(no title)
ysnp | 12 days ago
Tor Browser seems to be a project that requires multiple full time developers. I don't think GrapheneOS have the resources right now to do this alongside their OS development, device support and app overhaul plans.
Also please don't take this as any criticism of your suggestion, but there have been multiple 'privacy' browser projects based on Chromium for Android. It's a little frustrating that they couldn't collaborate some base like this to the open source community.
strcat|11 days ago
We're in the process of hiring a bunch of full time developers and will have more people working on Vanadium soon. The bottleneck isn't money but rather building out the organization and hiring people. We get a lot of donations and are going to be greatly expanding the project, particularly with the funding being offered by Vitalik Buterin for hiring 5 more full time developers.
> Also please don't take this as any criticism of your suggestion, but there have been multiple 'privacy' browser projects based on Chromium for Android. It's a little frustrating that they couldn't collaborate some base like this to the open source community.

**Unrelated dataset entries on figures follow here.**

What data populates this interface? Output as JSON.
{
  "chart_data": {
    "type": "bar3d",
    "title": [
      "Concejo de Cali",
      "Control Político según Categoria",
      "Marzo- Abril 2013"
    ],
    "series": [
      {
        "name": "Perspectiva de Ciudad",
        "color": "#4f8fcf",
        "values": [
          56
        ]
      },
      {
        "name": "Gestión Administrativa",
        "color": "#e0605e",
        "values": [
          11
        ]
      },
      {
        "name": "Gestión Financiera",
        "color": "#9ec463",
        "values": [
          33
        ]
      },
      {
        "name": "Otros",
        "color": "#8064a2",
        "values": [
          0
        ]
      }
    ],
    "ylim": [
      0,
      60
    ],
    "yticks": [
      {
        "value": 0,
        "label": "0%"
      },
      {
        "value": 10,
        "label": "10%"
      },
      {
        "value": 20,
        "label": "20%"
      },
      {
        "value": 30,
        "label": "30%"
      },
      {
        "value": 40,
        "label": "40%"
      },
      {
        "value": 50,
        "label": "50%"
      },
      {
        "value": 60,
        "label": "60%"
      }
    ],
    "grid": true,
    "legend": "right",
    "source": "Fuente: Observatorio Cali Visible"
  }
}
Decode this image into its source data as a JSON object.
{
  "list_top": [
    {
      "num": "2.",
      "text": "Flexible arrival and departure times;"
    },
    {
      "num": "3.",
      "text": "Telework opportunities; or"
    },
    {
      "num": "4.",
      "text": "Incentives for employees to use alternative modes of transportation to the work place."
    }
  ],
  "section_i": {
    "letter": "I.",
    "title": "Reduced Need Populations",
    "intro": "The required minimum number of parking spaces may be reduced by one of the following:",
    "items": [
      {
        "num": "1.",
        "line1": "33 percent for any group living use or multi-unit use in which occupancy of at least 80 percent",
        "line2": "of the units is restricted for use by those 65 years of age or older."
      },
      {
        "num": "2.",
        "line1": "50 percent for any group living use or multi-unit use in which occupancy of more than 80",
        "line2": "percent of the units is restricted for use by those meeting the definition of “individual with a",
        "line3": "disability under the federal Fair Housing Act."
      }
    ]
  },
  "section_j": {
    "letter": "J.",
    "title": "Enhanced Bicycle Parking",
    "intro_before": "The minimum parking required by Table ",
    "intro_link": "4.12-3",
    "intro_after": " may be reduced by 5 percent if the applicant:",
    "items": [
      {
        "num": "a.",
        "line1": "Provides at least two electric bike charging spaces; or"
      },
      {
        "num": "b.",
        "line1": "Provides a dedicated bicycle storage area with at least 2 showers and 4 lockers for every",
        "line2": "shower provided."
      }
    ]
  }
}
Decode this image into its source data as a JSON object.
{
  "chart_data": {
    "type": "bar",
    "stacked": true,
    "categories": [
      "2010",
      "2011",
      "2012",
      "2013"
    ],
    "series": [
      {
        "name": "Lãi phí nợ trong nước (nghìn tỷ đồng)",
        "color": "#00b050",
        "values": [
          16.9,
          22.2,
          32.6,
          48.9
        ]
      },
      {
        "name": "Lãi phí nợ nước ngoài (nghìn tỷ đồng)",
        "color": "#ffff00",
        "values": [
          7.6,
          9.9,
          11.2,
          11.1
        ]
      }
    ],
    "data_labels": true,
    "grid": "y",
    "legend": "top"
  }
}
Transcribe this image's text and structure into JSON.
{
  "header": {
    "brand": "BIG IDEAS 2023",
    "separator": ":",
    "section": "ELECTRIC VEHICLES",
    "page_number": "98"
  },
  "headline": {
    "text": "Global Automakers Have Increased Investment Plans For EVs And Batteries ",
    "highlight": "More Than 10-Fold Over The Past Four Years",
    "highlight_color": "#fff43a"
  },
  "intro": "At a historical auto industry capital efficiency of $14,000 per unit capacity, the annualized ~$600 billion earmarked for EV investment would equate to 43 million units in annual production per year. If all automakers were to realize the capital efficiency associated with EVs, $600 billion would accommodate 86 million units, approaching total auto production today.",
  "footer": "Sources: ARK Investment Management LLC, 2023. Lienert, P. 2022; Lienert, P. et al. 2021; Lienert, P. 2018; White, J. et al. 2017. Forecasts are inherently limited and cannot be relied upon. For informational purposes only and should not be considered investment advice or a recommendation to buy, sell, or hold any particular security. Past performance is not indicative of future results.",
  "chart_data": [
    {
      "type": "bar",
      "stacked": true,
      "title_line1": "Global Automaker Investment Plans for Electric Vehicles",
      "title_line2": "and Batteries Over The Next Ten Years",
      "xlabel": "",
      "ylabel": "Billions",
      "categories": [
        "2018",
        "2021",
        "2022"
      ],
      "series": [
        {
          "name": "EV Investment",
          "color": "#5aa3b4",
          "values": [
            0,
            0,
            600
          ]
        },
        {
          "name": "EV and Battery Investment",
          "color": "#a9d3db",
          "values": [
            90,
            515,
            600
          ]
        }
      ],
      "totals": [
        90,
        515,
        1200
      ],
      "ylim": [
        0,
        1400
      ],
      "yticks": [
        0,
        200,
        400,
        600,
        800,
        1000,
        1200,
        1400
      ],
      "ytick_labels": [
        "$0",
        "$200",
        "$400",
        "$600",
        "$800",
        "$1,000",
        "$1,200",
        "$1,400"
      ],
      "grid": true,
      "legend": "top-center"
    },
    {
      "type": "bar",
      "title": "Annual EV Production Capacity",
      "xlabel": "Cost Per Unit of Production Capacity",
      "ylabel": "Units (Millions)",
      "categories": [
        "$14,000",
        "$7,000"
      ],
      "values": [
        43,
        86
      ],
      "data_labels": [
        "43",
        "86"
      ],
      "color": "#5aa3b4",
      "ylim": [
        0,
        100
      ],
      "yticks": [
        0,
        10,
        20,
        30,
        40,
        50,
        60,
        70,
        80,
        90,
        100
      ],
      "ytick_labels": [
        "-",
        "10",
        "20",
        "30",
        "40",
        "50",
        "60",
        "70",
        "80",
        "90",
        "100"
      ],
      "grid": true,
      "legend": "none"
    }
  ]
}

Many aren't using permissive licensing and a lot of it is a mess that's not possible to include in Vanadium rather than making our own implementation that's more focused on correctness and maintainability. GrapheneOS is going to have an increasingly large amount of resources so we wouldn't get much from working with tiny projects. We could hire people to work on Vanadium instead. Working with Brave would be compelling but not much else. Brave has a lot of stuff we want but usually it's quite messy and complex compared to what we want to have. We're using work from Microsoft on Chromium hardening that's not used in Chrome / Chromium such as the WebAssembly interpreter.
ysnp|10 days ago
drnick1|12 days ago
As far as I know none of these projects have tackled the JS fingerprinting problem. The most earnest attempts seem to be Brave and Firefox with the Arkenfox user.js, but they have their own problems. The basic issue is that JS gives websites far too much control over the user's device. The JS spec should have never allowed websites control over the clipboard (e.g. to disable paste), to know if the user is active, when the mouse is being moved, etc. Since it is too late now, short of disabling JS entirely, there will be usability tradeoffs, but I think these are necessary (at least optionally) in an OS like Graphene.
Unfortunately, browsers have often done too little, too late when it comes to privacy. For example, until recently, most browsers allowed third party cookies by default.